With allocation, we deliberately adopt a single-period perspective. We do not address the time required for claims to develop to ultimate, nor do we treat the insurer as a going concern. The first omission aligns with most regulatory capital models, which focus on one-year changes in reserves and new accident year loss bookings. They account for reserve risk, but not the full run-off risk. The second reflects our desire to avoid getting bogged down in what David Babbel (discussion in Reitano (1997)) calls the “quagmire of equity valuation”—a topic one of us has written about already and the other chooses to avoid.
It is perhaps a fitting irony that the quantification of risk is riddled with uncertainty. Capital modeling is part science, part dark art—and its real value often isn’t the final number, but the insight gained along the way. While some may chase the best estimate, models are most useful when they show a range of outcomes and the assumptions behind them. Some inputs are squishy, like risk appetite, and it’s often easier to rule out wrong answers than pin down the right one. Think of capital modeling less as a calculator and more as a compass: it won’t give you the answer, but it helps you head in the right direction.
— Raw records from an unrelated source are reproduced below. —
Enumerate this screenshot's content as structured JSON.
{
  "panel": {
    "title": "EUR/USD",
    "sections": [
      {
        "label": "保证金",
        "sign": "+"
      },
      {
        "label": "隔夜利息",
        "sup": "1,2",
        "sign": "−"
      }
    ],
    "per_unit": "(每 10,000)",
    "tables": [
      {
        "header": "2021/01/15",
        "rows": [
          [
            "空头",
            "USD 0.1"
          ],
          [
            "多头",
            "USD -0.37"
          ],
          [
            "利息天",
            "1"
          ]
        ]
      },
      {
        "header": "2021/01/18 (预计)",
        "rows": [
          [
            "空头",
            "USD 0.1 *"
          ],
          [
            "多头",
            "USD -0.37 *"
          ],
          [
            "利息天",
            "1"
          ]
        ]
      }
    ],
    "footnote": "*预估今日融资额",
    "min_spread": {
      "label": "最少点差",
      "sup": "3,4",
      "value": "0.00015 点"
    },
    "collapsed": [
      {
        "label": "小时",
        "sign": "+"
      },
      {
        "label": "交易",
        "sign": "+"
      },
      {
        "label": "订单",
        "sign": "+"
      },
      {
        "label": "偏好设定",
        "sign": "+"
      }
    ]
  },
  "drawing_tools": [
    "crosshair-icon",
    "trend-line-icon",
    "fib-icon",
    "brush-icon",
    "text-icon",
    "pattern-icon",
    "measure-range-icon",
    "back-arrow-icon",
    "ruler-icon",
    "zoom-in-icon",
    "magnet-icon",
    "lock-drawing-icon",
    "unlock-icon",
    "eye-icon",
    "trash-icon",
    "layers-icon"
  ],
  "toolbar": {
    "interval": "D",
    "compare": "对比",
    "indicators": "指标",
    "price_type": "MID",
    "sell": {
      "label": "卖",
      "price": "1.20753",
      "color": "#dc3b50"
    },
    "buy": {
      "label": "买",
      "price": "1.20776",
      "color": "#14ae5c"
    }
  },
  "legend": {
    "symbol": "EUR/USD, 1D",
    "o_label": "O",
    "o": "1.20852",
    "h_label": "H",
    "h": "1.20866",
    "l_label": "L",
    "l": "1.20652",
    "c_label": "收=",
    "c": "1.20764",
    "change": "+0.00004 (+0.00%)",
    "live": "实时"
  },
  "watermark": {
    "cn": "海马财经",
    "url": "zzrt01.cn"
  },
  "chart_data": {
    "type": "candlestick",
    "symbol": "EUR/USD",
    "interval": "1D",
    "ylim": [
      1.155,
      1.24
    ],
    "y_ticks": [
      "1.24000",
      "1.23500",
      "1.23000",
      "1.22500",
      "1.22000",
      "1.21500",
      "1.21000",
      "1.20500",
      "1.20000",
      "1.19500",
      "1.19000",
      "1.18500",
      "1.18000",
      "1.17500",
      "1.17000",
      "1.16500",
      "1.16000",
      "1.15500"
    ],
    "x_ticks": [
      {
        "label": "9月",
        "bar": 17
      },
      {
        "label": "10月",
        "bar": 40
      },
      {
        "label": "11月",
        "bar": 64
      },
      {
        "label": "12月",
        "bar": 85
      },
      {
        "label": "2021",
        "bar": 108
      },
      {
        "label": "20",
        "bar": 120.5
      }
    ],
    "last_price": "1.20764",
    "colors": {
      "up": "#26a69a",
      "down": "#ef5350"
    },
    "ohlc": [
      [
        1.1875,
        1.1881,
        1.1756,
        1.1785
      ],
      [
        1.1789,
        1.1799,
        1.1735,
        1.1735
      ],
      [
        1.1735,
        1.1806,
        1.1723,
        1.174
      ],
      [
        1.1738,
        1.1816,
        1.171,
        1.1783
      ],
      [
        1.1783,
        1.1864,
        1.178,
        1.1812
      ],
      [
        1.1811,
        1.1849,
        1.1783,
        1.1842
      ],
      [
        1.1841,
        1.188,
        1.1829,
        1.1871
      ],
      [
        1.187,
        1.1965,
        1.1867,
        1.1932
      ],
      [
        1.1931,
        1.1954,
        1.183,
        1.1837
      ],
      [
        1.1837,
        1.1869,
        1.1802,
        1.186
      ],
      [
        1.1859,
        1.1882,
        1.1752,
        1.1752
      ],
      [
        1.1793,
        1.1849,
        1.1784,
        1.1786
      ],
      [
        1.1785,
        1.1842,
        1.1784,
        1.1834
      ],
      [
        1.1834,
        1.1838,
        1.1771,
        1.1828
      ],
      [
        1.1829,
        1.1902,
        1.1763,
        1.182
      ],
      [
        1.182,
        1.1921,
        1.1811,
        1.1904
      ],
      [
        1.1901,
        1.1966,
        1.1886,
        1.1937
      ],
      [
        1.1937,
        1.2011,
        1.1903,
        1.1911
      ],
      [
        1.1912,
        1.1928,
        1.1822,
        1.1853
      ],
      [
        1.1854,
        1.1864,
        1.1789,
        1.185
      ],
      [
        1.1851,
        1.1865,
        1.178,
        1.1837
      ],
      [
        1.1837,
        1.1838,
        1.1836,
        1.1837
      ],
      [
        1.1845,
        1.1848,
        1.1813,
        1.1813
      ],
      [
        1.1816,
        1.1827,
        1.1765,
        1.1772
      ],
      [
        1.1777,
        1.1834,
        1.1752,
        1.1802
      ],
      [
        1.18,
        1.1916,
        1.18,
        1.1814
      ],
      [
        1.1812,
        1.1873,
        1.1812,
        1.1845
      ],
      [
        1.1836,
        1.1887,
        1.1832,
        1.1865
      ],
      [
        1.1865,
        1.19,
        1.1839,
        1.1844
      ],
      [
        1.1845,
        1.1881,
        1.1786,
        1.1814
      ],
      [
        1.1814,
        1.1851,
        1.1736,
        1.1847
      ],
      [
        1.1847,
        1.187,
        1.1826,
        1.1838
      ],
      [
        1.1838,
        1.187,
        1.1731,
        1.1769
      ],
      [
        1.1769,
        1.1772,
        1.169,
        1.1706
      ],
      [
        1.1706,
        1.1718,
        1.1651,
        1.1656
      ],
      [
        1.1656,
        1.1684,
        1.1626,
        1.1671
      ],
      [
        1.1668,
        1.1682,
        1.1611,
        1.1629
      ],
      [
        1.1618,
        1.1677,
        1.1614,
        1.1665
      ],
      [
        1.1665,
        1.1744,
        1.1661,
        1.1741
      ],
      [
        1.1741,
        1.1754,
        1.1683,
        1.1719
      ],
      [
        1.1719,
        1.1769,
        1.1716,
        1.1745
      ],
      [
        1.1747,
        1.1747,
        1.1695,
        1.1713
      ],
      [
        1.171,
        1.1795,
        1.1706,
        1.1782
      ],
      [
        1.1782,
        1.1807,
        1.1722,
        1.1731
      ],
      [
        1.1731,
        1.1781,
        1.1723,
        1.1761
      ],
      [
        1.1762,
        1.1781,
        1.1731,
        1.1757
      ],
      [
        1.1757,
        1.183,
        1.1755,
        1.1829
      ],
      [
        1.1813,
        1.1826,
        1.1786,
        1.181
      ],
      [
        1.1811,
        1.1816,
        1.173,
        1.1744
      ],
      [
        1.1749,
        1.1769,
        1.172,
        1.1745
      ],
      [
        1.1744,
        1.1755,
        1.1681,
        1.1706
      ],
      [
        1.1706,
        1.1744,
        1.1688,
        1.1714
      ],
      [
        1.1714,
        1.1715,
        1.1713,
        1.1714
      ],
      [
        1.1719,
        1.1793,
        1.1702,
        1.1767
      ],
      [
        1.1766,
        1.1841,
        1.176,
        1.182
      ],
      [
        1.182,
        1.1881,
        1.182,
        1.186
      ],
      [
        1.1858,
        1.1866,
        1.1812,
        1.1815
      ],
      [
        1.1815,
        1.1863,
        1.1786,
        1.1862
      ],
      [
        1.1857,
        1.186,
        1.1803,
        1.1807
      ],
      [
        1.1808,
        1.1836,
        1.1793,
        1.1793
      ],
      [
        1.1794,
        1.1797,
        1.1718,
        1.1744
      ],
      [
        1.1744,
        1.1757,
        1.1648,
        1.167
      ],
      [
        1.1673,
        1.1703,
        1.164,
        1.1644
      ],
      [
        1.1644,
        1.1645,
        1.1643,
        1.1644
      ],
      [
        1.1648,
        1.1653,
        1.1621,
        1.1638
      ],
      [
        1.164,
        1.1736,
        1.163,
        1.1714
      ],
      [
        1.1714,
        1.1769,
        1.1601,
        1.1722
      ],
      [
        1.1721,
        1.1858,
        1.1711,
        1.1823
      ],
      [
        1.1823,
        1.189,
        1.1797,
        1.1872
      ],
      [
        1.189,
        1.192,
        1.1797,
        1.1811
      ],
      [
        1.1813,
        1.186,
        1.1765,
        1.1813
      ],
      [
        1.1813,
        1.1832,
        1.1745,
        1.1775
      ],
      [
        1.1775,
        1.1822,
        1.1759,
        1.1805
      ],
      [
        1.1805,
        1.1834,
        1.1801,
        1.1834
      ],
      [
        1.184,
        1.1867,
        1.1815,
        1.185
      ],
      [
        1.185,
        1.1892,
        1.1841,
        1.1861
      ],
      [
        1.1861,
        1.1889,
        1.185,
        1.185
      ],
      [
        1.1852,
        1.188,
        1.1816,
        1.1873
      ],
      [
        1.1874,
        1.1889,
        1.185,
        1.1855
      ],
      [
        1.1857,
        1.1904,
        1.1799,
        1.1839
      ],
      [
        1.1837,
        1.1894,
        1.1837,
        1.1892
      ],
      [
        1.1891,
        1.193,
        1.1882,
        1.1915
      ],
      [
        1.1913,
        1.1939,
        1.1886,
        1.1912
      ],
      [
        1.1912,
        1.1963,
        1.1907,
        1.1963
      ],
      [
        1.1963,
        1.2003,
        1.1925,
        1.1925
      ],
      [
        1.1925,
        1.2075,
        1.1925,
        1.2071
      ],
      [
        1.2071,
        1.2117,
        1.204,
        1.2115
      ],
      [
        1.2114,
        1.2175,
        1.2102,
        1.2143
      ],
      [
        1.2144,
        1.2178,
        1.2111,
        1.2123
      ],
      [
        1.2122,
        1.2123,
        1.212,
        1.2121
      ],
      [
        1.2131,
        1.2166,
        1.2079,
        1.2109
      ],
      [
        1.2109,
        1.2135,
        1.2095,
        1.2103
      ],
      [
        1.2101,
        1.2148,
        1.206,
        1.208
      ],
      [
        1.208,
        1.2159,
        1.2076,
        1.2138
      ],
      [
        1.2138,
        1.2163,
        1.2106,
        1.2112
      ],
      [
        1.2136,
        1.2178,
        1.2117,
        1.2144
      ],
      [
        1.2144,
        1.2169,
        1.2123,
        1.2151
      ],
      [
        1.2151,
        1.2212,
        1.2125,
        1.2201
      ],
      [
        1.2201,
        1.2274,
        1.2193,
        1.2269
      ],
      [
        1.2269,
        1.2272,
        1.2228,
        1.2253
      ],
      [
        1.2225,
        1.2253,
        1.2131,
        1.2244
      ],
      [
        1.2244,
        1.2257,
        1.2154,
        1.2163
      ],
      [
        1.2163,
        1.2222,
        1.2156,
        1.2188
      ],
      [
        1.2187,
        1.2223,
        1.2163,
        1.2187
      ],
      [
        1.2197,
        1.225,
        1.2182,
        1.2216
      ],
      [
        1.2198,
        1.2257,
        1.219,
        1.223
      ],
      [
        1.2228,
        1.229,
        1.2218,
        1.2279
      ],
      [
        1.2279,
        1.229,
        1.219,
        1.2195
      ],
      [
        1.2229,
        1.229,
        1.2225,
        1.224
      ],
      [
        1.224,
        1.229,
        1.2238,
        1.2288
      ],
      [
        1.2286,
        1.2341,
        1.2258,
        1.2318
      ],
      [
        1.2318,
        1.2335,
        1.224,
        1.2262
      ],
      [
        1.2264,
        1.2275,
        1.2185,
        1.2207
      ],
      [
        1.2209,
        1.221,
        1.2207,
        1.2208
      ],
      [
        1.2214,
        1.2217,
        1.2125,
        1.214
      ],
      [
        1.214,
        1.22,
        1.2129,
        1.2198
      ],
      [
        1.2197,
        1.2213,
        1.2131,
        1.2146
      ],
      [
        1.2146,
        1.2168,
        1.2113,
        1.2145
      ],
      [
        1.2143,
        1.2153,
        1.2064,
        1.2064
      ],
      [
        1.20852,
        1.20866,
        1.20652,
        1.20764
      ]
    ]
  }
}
We draw heavily from our book Mildenhall and Major (2022). You do not need the book to implement the mechanics presented in this monograph; we wrote it to stand alone. However, it is a good source for the whys and wherefores, and advanced topics.
Finally, capital modeling is a participation sport not a spectator sport. We recommend strongly that you open your favorite spreadsheet or software tool and reproduce the simple examples. Generally, as the models become more realistic they scale up in terms of number of rows and columns but not in terms of conceptual complexity. Both authors have used the basic methods outlined on 10,000+ simulated events with 100+ units and obtained satisfactory results—though this should not be attempted in a spreadsheet unless you are exceedingly patient. We apologize that straightforward spreadsheet concepts, such as the sum product of two columns or a weighted average, become intimidating mathematical formulas, but since we want to be explicit, we need to present the formulas and there’s no sidestepping this. The reader will find it helpful to see through the formulas to their simple spreadsheet form, best done hands-on. Lastly, this paragraph should not be taken as an endorsement of spreadsheets. You should learn to program!